Like others have said I would try and be there when she had her next appointment to get a clearer idea of what is happening and to show she had support

polnan Fri 24-May-19 10:21:31

depending on the relationship between you and dd, well if it was me,, I would want to be there..

janeainsworth Fri 24-May-19 10:13:48

I'd make sure that I was present at the next HV visit and have it out with her as to why your D is being targeted

That’s very emotive language ev.
I think the last thing the OP should do is stage a confrontation with the HV.
Far better to try to understand why HV and CS have concerns, and work with them rather than against them.

EllanVannin Fri 24-May-19 09:53:23

We're all different, I know, but I'd make sure that I was present at the next HV visit and have it out with her as to why your D is being targeted.

Eglantine21 Fri 24-May-19 09:48:13

Does he go to nursery?

Or has your daughter been under medical care?

Somebody must have raised a concern because HV don’t do routine visits anymore.

I agree with posters that if you can you should be at the next visit to try to get to the bottom of things.

Sara65 Fri 24-May-19 09:47:13

Well why do they think you might have? Do you think someone may be stirring things up for her, a neighbor maybe?

Worriedgran24 Fri 24-May-19 09:43:55

They asked me if I had any concerns for GC and I said no.

crazyH Fri 24-May-19 09:38:27

Perhaps there's a personality clash.
I feel so sorry for you and your daughter. Bringing up a child on your own is hard enough, without being railroaded . I hope things work out- I don't have any practical advice as I have no knowledge of how the system but I wish you and your daughter all the best.
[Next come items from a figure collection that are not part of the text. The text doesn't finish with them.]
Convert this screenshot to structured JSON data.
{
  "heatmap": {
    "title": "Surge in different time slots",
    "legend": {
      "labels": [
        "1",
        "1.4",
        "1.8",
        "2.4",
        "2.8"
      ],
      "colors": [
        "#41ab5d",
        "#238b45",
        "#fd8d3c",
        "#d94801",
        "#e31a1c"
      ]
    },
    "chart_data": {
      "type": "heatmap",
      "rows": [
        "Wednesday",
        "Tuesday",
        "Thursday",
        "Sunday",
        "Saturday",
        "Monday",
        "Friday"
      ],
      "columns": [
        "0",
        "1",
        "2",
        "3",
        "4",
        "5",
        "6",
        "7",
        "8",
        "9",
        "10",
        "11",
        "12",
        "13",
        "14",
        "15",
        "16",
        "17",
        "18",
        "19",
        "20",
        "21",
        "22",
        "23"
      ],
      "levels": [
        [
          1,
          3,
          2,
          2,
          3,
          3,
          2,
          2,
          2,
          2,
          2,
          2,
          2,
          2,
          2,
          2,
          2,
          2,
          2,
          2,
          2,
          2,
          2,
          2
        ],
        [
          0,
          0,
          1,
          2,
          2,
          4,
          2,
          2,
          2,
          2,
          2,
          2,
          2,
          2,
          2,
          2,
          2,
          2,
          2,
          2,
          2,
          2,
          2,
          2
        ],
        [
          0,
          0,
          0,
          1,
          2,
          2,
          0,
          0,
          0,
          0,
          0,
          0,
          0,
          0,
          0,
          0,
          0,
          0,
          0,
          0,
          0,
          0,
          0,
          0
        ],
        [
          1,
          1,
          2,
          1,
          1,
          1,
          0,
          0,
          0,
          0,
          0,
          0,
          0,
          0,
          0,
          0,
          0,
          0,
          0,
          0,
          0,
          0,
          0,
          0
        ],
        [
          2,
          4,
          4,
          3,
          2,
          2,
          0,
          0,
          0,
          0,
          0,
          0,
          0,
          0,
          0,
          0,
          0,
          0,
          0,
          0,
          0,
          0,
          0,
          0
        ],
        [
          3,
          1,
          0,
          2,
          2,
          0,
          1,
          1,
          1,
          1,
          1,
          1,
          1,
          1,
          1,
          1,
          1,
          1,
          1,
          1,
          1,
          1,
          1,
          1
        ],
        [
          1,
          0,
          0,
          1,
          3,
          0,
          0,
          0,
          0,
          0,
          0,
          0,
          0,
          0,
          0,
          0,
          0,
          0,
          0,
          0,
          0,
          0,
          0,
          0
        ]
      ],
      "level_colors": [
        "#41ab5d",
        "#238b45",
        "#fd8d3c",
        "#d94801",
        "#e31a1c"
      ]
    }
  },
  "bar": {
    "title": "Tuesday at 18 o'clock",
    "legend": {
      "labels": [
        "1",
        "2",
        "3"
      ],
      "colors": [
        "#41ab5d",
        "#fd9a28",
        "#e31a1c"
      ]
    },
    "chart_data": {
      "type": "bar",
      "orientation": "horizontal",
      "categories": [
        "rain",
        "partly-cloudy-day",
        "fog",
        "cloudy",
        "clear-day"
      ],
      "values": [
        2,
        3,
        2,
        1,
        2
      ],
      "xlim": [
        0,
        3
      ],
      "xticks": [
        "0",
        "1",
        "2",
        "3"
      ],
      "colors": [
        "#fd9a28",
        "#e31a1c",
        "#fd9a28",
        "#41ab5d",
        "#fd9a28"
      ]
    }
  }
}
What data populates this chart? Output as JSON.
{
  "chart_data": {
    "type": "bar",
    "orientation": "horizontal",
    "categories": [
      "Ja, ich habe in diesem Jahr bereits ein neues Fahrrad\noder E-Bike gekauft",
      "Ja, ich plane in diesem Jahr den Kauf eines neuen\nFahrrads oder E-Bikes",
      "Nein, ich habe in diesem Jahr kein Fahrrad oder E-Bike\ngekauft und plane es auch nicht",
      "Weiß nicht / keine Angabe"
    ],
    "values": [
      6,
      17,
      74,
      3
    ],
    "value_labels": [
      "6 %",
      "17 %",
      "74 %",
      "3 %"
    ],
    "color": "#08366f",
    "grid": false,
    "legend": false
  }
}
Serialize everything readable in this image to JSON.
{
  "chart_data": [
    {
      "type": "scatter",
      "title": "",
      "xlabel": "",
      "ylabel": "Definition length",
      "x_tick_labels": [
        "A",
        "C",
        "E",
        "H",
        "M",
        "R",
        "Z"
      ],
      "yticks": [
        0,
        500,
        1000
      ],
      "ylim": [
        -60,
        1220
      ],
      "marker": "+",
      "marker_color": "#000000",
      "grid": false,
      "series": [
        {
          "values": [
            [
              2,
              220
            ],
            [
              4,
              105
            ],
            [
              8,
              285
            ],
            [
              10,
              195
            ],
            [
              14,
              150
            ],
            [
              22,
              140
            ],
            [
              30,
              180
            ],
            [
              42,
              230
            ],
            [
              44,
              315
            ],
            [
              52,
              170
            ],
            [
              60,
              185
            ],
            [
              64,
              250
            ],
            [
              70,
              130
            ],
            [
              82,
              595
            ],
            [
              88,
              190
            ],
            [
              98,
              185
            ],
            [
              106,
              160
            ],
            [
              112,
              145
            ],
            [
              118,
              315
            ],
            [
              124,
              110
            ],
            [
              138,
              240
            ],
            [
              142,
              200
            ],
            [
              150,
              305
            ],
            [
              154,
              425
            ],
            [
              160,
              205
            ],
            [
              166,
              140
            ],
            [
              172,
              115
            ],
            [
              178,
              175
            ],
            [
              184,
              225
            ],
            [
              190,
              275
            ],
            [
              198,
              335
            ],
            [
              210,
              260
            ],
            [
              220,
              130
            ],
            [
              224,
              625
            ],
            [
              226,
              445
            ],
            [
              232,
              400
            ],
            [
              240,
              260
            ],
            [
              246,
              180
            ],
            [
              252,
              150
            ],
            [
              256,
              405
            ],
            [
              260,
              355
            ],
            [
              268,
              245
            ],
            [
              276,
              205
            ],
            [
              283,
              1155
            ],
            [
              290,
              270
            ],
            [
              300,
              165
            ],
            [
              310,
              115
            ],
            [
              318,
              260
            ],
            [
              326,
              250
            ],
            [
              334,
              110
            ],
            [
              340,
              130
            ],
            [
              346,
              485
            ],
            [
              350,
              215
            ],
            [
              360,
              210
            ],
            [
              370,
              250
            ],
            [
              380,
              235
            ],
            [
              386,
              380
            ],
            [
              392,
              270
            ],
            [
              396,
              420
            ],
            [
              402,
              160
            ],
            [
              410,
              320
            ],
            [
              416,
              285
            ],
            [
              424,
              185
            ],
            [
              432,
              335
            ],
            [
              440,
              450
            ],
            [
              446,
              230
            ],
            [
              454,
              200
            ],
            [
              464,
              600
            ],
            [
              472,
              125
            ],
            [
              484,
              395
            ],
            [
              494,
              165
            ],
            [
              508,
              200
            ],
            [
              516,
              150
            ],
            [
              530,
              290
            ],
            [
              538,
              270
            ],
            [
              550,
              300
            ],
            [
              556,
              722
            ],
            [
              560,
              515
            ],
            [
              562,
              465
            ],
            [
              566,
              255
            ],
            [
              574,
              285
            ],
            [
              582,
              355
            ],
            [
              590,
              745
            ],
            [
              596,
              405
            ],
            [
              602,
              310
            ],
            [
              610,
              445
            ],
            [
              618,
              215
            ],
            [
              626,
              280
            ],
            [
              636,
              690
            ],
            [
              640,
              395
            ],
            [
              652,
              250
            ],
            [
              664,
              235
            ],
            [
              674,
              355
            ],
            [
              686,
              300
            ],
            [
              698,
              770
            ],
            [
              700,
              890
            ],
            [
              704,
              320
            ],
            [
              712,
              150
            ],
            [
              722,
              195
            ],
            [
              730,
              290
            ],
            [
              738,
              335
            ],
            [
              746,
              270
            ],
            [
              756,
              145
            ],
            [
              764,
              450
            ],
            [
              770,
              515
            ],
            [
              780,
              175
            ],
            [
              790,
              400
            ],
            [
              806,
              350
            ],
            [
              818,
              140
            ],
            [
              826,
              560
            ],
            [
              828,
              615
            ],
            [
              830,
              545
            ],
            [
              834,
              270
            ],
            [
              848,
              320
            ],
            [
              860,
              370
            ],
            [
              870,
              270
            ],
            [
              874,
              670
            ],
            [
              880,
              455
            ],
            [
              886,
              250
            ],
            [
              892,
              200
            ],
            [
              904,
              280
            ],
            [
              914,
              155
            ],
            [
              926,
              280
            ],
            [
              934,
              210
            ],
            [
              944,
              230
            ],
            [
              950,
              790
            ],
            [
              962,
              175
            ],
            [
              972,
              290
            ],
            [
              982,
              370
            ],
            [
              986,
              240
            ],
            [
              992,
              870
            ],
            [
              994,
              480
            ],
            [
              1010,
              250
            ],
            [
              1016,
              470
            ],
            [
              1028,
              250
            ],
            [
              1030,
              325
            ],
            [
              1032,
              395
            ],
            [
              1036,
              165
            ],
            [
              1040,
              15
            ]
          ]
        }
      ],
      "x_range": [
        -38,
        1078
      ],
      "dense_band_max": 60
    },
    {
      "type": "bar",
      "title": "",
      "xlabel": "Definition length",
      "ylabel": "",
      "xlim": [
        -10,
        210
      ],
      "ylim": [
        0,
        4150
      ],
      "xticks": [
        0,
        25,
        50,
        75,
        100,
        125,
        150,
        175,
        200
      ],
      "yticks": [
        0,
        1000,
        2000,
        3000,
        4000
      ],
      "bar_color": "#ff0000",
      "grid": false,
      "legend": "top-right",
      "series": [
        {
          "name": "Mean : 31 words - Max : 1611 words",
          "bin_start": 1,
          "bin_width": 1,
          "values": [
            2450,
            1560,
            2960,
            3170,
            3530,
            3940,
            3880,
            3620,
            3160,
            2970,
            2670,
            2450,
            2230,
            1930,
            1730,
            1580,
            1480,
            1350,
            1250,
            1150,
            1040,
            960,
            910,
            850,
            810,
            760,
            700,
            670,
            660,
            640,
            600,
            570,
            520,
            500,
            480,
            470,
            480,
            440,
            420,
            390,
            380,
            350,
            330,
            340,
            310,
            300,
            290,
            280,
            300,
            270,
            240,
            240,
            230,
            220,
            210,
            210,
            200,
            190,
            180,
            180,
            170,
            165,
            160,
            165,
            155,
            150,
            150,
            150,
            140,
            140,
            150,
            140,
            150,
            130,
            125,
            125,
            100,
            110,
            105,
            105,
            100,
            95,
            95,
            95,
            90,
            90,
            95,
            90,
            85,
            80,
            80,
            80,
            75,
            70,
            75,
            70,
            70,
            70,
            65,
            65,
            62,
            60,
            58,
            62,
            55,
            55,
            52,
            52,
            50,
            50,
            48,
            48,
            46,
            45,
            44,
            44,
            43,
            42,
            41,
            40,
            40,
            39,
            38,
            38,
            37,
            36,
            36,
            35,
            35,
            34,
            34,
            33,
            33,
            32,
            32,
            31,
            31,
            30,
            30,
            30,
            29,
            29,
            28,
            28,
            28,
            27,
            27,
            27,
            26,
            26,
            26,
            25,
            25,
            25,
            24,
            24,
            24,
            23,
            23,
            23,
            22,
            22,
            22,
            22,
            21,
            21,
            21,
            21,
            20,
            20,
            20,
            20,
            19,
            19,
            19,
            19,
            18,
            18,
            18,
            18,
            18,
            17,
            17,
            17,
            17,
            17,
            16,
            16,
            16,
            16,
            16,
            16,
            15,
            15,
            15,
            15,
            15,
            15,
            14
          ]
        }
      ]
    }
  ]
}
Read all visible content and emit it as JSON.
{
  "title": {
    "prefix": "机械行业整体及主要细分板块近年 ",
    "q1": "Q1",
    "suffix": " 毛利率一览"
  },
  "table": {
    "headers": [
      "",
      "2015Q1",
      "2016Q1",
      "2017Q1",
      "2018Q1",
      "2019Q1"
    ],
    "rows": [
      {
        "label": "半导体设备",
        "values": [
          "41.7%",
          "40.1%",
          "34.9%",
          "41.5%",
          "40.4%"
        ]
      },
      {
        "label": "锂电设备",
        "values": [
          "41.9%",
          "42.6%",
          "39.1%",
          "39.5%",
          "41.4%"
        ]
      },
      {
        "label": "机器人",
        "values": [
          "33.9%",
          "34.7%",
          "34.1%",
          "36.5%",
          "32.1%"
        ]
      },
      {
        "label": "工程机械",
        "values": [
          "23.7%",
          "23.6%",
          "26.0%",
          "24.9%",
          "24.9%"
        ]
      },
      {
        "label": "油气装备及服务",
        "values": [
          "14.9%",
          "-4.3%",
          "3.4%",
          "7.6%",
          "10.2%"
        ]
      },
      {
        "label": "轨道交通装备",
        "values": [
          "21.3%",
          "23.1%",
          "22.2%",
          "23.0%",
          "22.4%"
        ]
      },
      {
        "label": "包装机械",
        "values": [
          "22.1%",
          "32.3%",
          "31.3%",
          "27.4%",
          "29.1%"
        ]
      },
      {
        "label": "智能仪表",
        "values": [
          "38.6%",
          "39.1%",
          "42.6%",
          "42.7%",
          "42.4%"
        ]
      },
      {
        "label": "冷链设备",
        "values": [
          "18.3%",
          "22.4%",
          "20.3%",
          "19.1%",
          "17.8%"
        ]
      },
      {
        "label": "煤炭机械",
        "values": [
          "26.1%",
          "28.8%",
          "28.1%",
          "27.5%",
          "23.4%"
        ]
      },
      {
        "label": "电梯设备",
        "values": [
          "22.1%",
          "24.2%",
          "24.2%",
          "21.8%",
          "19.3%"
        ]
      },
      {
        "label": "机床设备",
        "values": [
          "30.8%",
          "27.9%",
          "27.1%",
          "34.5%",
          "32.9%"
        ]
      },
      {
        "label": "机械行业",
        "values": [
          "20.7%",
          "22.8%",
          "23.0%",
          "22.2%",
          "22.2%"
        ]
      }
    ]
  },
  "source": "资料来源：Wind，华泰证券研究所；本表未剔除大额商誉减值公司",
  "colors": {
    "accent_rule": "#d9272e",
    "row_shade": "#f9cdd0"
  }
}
Make sure you are fighting her corner xx

Sara65 Fri 24-May-19 09:37:20

To be fair, they’re probably too overworked to go looking for problems, but as Buffy says, they are probably looking for ways to help.
I think we’d all feel a bit defensive in your daughters situation, before you get too anxious about it, try and get to the bottom of their concerns

Buffybee Fri 24-May-19 09:24:01

My daughter is a Health Visitor and I can assure you that they have no time or interest in calling round to bully people.
What ever advice the HV is giving will be totally in the interest of the child and Mother.
Children's Services are there to give help and support.
Perhaps if you could explain to your Daughter that all they are trying to do is to make her and her child's life more comfortable.